The V(Z) curve recorded by the ultrasonic microscope apparatus includes every elastic information of the sample, and the abovesaid velocity measurement is an extraction of a part of the information. The V(Z) curve also includes an important factor which greatly affects the shape of an interference amplitude, that is, the propagation attenuation of the leaky elastic wave which contributes to the interference.
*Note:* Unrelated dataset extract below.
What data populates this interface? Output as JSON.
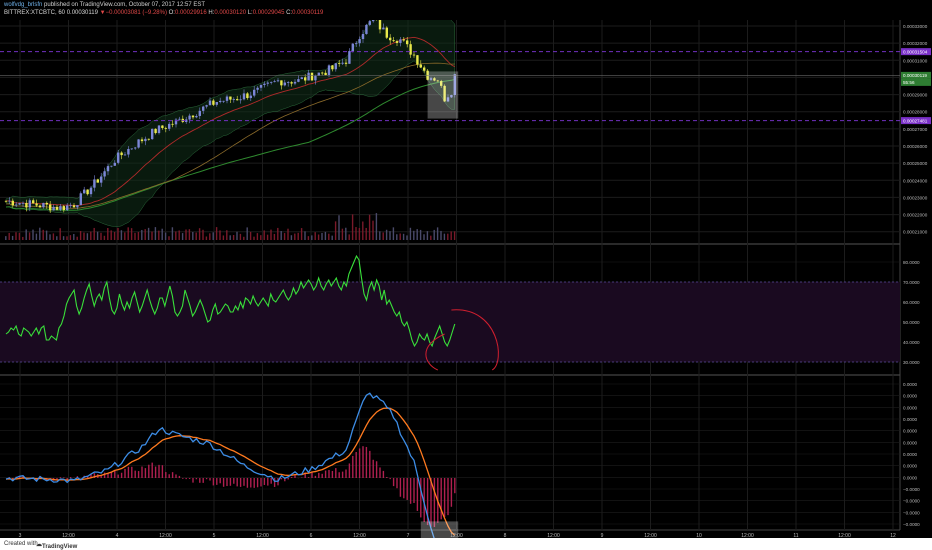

It is considered that the amplitude attenuation of a leaky elastic wave which propagates on the boundary between the liquid acoustic field medium and the sample in the ultrasonic microscope apparatus is mainly caused by such three effects as (i) the radiation of the acoustic wave energy into the liquid owing to the acoustic loading of the liquid on the sample, (ii) the acoustic absorption by the sample and (iii) the scattering of acoustic waves due to the surface roughness of the sample and by the structural factors in the sample, such as cracks, pores and grain boundaries in the sample in which the leaky wave energy is distributed. Accordingly, by measuring the propagation attenuation of one or more leaky elastic waves which contribute to the V(Z) curve, it is possible to detect the acoustic impedance, the surface state and the internal structure of the sample.
In order to determine the propagation attenuation of the leaky elastic waves, two methods have been proposed and employed so far for the V(Z) curve obtained with the use of a conically focused ultrasonic beam. One of the methods is to estimate the attenuation by comparing the depths of dips or the magnitude of the interference amplitude in the measured V(Z) curve with those of the V(Z) curve obtained by theoretical calculations. The other method is to directly measure the attenuation of the leaky elastic wave amplitude, eliminating the response of the ultrasonic transducer to the ultrasonic beam component near the center axis of the beam in the V(Z) curve by attaching a sound absorber to an acoustic lens centrally thereof, using specially designed electrodes of the transducer, or employing an acoustic field suitable for the measurement so as to remove the beam component along the center axis of the beam, as described in, for instance, Smith et al., "SAW Attenuation Measurement in the Acoustic Microscope", ibid., 1982, 18, pp. 955-956.
However, these measuring methods have such fatal defects as follows: That is, the former method consumes much time for the comparison of the measured values with the calculated ones and insufficient in the correspondence between them because of the approximation by theoretical calculations, and hence is unsatisfactory in measurement accuracy. The latter method is inconvenient in that the velocity of the elastic wave must be measured using other methods such as the ordinary V(Z) curve method because the wave velocity is needed to determine the wave attenuation.